The Reason Putin Would Risk War
Anne Applebaum, The Atlantic, February 3, 2022
Putin is preparing to invade Ukraine again—or pretending he will invade Ukraine again—for the same reason. He wants to destabilize Ukraine, frighten Ukraine. He wants Ukrainian democracy to fail. He wants the Ukrainian economy to collapse. He wants foreign investors to flee. He wants his neighbors—in Belarus, Kazakhstan, even Poland and Hungary—to doubt whether democracy will ever be viable, in the longer term, in their countries too. Farther abroad, he wants to put so much strain on Western and democratic institutions, especially the European Union and NATO, that they break up. He wants to keep dictators in power wherever he can, in Syria, Venezuela, and Iran. He wants to undermine America, to shrink American influence, to remove the power of the democracy rhetoric that so many people in his part of the world still associate with America. He wants America itself to fail.

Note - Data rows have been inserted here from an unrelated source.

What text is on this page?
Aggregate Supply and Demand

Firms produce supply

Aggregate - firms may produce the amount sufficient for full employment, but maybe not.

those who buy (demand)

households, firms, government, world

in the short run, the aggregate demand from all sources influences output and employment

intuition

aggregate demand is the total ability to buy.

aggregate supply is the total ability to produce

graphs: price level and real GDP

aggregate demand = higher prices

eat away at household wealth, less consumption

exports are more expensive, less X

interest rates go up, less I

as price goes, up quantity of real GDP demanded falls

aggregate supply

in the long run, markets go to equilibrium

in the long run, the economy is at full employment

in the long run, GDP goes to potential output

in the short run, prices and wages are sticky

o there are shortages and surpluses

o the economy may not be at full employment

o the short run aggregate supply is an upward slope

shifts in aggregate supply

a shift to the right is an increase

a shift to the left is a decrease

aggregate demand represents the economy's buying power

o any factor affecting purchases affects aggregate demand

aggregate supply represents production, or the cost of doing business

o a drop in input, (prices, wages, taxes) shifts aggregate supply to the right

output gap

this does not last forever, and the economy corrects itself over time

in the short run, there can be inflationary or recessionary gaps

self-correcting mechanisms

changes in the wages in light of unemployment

Putin Has the U.S. Right Where He Wants It
Fiona Hill, The New York Times, January 24, 2022
Mr. Putin plays a longer, strategic game and knows how to prevail in the tactical scrum. He has the United States right where he wants it. His posturing and threats have set the agenda in European security debates, and have drawn our full attention. Unlike President Biden, Mr. Putin doesn’t have to worry about midterm elections or pushback from his own party or the opposition. Mr. Putin has no concerns about bad press or poor poll ratings. He isn’t part of a political party and he has crushed the Russian opposition. The Kremlin has largely silenced the local, independent press. Mr. Putin is up for re-election in 2024, but his only viable opponent, Aleksei Navalny, is locked in a penal colony outside of Moscow.